The work’s principal contemporary value is its preservation of two passages of Táng Xún’s 唐詢 Běihǎi gōng yànlù 北海公硯錄, the Sòng Tángsòng-period ink-stone connoisseur monograph that has otherwise been lost in full; these two quotations, plus a third in the anonymous Yànpǔ (KR3i0007), are all that survives of Táng Xún’s work. The work also fills in details of the late-Tang opening of the Lóngwěishān quarries — including the 938 Southern-Tang patronage of Lǐ Jǐng 李璟 / Lǐ Yù 李煜 — supplementing Táng Jī’s KR3i0004 account.
Translations and research
- Léng Jiànlì 冷建立. 2010. Sòng-dài pǔ-lù wén-xiàn yán-jiū 宋代譜錄文獻研究. Běijīng: Rénmín wénxué chū-bǎn-shè.
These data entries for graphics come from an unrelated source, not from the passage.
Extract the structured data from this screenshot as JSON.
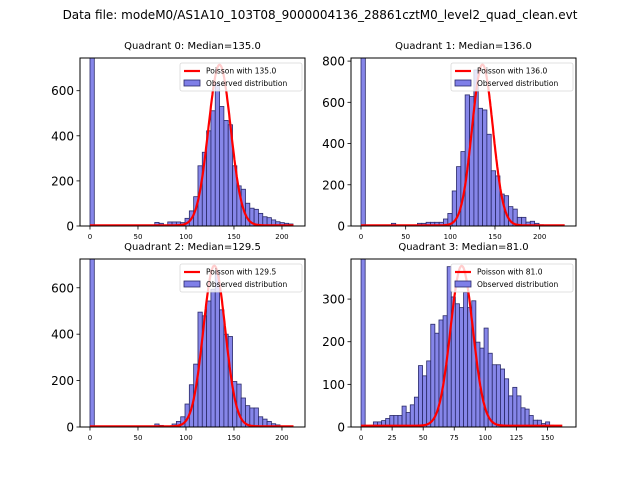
{
  "suptitle": "Data file: modeM0/AS1A10_103T08_9000004136_28861cztM0_level2_quad_clean.evt",
  "colors": {
    "hist_fill": "#7f7fe8",
    "hist_edge": "#2a2a6a",
    "poisson_line": "#ff0000"
  },
  "chart_data": [
    {
      "type": "bar",
      "title": "Quadrant 0: Median=135.0",
      "legend": [
        "Poisson with 135.0",
        "Observed distribution"
      ],
      "legend_position": "top-right",
      "xlim": [
        -10.4,
        224
      ],
      "ylim": [
        0,
        745
      ],
      "xticks": [
        0,
        50,
        100,
        150,
        200
      ],
      "yticks": [
        0,
        200,
        400,
        600
      ],
      "bin_width": 4.5,
      "bins": [
        [
          0,
          2000
        ],
        [
          67.5,
          16
        ],
        [
          72,
          12
        ],
        [
          81,
          18
        ],
        [
          85.5,
          18
        ],
        [
          90,
          18
        ],
        [
          94.5,
          15
        ],
        [
          99,
          34
        ],
        [
          103.5,
          67
        ],
        [
          108,
          130
        ],
        [
          112.5,
          267
        ],
        [
          117,
          327
        ],
        [
          121.5,
          422
        ],
        [
          126,
          511
        ],
        [
          130.5,
          634
        ],
        [
          135,
          530
        ],
        [
          139.5,
          468
        ],
        [
          144,
          449
        ],
        [
          148.5,
          267
        ],
        [
          153,
          178
        ],
        [
          157.5,
          163
        ],
        [
          162,
          101
        ],
        [
          166.5,
          79
        ],
        [
          171,
          74
        ],
        [
          175.5,
          56
        ],
        [
          180,
          41
        ],
        [
          184.5,
          37
        ],
        [
          189,
          27
        ],
        [
          193.5,
          19
        ],
        [
          198,
          15
        ],
        [
          202.5,
          12
        ],
        [
          207,
          9
        ]
      ],
      "poisson": {
        "mean": 135.0,
        "peak": 712,
        "x_range": [
          0,
          212
        ]
      }
    },
    {
      "type": "bar",
      "title": "Quadrant 1: Median=136.0",
      "legend": [
        "Poisson with 136.0",
        "Observed distribution"
      ],
      "legend_position": "top-right",
      "xlim": [
        -11.2,
        240.7
      ],
      "ylim": [
        0,
        815
      ],
      "xticks": [
        0,
        50,
        100,
        150,
        200
      ],
      "yticks": [
        0,
        200,
        400,
        600,
        800
      ],
      "bin_width": 4.86,
      "bins": [
        [
          0,
          2000
        ],
        [
          19.4,
          5
        ],
        [
          34,
          13
        ],
        [
          63.2,
          13
        ],
        [
          68,
          13
        ],
        [
          72.9,
          18
        ],
        [
          77.8,
          18
        ],
        [
          82.6,
          18
        ],
        [
          87.5,
          18
        ],
        [
          92.3,
          34
        ],
        [
          97.2,
          61
        ],
        [
          102.1,
          170
        ],
        [
          106.9,
          288
        ],
        [
          111.8,
          361
        ],
        [
          116.6,
          636
        ],
        [
          121.5,
          628
        ],
        [
          126.4,
          757
        ],
        [
          131.2,
          571
        ],
        [
          136.1,
          563
        ],
        [
          140.9,
          445
        ],
        [
          145.8,
          268
        ],
        [
          150.7,
          243
        ],
        [
          155.5,
          155
        ],
        [
          160.4,
          147
        ],
        [
          165.2,
          94
        ],
        [
          170.1,
          82
        ],
        [
          175,
          42
        ],
        [
          179.8,
          42
        ],
        [
          184.7,
          19
        ],
        [
          189.5,
          23
        ],
        [
          194.4,
          13
        ],
        [
          199.3,
          6
        ],
        [
          204.1,
          5
        ],
        [
          209,
          5
        ],
        [
          213.8,
          3
        ],
        [
          218.7,
          3
        ]
      ],
      "poisson": {
        "mean": 136.0,
        "peak": 780,
        "x_range": [
          0,
          228
        ]
      }
    },
    {
      "type": "bar",
      "title": "Quadrant 2: Median=129.5",
      "legend": [
        "Poisson with 129.5",
        "Observed distribution"
      ],
      "legend_position": "top-right",
      "xlim": [
        -10.4,
        224
      ],
      "ylim": [
        0,
        724
      ],
      "xticks": [
        0,
        50,
        100,
        150,
        200
      ],
      "yticks": [
        0,
        200,
        400,
        600
      ],
      "bin_width": 4.5,
      "bins": [
        [
          0,
          2000
        ],
        [
          4.5,
          4
        ],
        [
          67.5,
          13
        ],
        [
          72,
          7
        ],
        [
          85.5,
          13
        ],
        [
          90,
          24
        ],
        [
          94.5,
          44
        ],
        [
          99,
          99
        ],
        [
          103.5,
          182
        ],
        [
          108,
          271
        ],
        [
          112.5,
          495
        ],
        [
          117,
          479
        ],
        [
          121.5,
          543
        ],
        [
          126,
          594
        ],
        [
          130.5,
          672
        ],
        [
          135,
          505
        ],
        [
          139.5,
          400
        ],
        [
          144,
          390
        ],
        [
          148.5,
          196
        ],
        [
          153,
          185
        ],
        [
          157.5,
          125
        ],
        [
          162,
          92
        ],
        [
          166.5,
          82
        ],
        [
          171,
          82
        ],
        [
          175.5,
          44
        ],
        [
          180,
          34
        ],
        [
          184.5,
          24
        ],
        [
          189,
          14
        ],
        [
          193.5,
          9
        ],
        [
          198,
          4
        ]
      ],
      "poisson": {
        "mean": 129.5,
        "peak": 692,
        "x_range": [
          0,
          212
        ]
      }
    },
    {
      "type": "bar",
      "title": "Quadrant 3: Median=81.0",
      "legend": [
        "Poisson with 81.0",
        "Observed distribution"
      ],
      "legend_position": "top-right",
      "xlim": [
        -8.1,
        173
      ],
      "ylim": [
        0,
        394
      ],
      "xticks": [
        0,
        25,
        50,
        75,
        100,
        125,
        150
      ],
      "yticks": [
        0,
        100,
        200,
        300
      ],
      "bin_width": 3.3,
      "bins": [
        [
          0,
          2000
        ],
        [
          3.3,
          2
        ],
        [
          6.6,
          4
        ],
        [
          9.9,
          12
        ],
        [
          13.2,
          12
        ],
        [
          16.5,
          15
        ],
        [
          19.8,
          20
        ],
        [
          23.1,
          27
        ],
        [
          26.4,
          27
        ],
        [
          29.7,
          27
        ],
        [
          33,
          49
        ],
        [
          36.3,
          34
        ],
        [
          39.6,
          52
        ],
        [
          42.9,
          70
        ],
        [
          46.2,
          144
        ],
        [
          49.5,
          120
        ],
        [
          52.8,
          155
        ],
        [
          56.1,
          241
        ],
        [
          59.4,
          220
        ],
        [
          62.7,
          251
        ],
        [
          66,
          261
        ],
        [
          69.3,
          376
        ],
        [
          72.6,
          305
        ],
        [
          75.9,
          289
        ],
        [
          79.2,
          280
        ],
        [
          82.5,
          316
        ],
        [
          85.8,
          280
        ],
        [
          89.1,
          296
        ],
        [
          92.4,
          199
        ],
        [
          95.7,
          185
        ],
        [
          99,
          232
        ],
        [
          102.3,
          173
        ],
        [
          105.6,
          146
        ],
        [
          108.9,
          146
        ],
        [
          112.2,
          136
        ],
        [
          115.5,
          113
        ],
        [
          118.8,
          73
        ],
        [
          122.1,
          93
        ],
        [
          125.4,
          73
        ],
        [
          128.7,
          45
        ],
        [
          132,
          42
        ],
        [
          135.3,
          27
        ],
        [
          138.6,
          16
        ],
        [
          141.9,
          16
        ],
        [
          145.2,
          8
        ],
        [
          148.5,
          12
        ],
        [
          151.8,
          4
        ],
        [
          155.1,
          2
        ]
      ],
      "poisson": {
        "mean": 81.0,
        "peak": 375,
        "x_range": [
          0,
          162
        ]
      }
    }
  ]
}
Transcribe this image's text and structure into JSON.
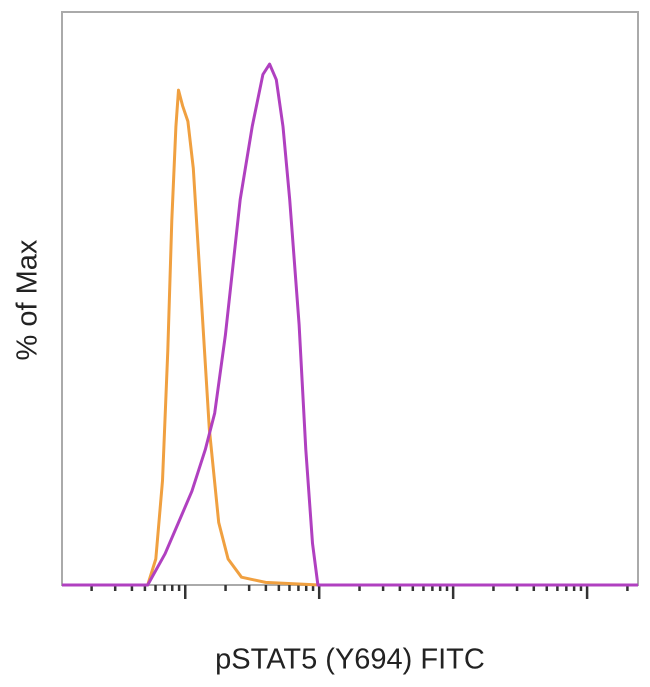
{
  "chart_data": {
    "type": "line",
    "title": "",
    "xlabel": "pSTAT5 (Y694) FITC",
    "ylabel": "% of Max",
    "x_scale": "log",
    "xlim": [
      1.08,
      5.38
    ],
    "ylim": [
      0,
      110
    ],
    "major_ticks_log10": [
      2,
      3,
      4,
      5
    ],
    "grid": false,
    "legend": "none",
    "series": [
      {
        "color": "#f0a040",
        "points": [
          [
            1.08,
            0
          ],
          [
            1.72,
            0
          ],
          [
            1.78,
            5
          ],
          [
            1.83,
            20
          ],
          [
            1.87,
            45
          ],
          [
            1.9,
            70
          ],
          [
            1.93,
            88
          ],
          [
            1.95,
            95
          ],
          [
            1.98,
            92
          ],
          [
            2.02,
            89
          ],
          [
            2.06,
            80
          ],
          [
            2.12,
            55
          ],
          [
            2.18,
            30
          ],
          [
            2.25,
            12
          ],
          [
            2.32,
            5
          ],
          [
            2.42,
            1.5
          ],
          [
            2.6,
            0.5
          ],
          [
            3.0,
            0
          ]
        ]
      },
      {
        "color": "#b040c0",
        "points": [
          [
            1.08,
            0
          ],
          [
            1.72,
            0
          ],
          [
            1.85,
            6
          ],
          [
            1.95,
            12
          ],
          [
            2.05,
            18
          ],
          [
            2.15,
            26
          ],
          [
            2.22,
            33
          ],
          [
            2.3,
            48
          ],
          [
            2.41,
            74
          ],
          [
            2.5,
            88
          ],
          [
            2.58,
            98
          ],
          [
            2.63,
            100
          ],
          [
            2.68,
            97
          ],
          [
            2.73,
            88
          ],
          [
            2.78,
            74
          ],
          [
            2.85,
            50
          ],
          [
            2.9,
            26
          ],
          [
            2.95,
            8
          ],
          [
            2.99,
            0
          ],
          [
            5.38,
            0
          ]
        ]
      }
    ]
  }
}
- Wáng Jūn 王軍. 2015. Shè-yàn shǐ-huà 歙硯史話. Hé-féi: Huáng-shān shū-shè.
Other points of interest
The combined Shèyàn shuō + Biàn shèshí shuō was traditionally counted as a single work by SòngYuánMíng bibliographers, then split into two for the Sìkù; the WYG recension follows the two-work convention. The Biàn shèshí shuō (“Discrimination of the Stone-Patterns”) portion gives the standard Sòng enumeration of the twenty-seven Shè-stone surface-pattern types: luówén (silk-pattern), méizǐ (eyebrow-pattern), jīnxīng (gold-star), jīnyùn (gold-halo), etc.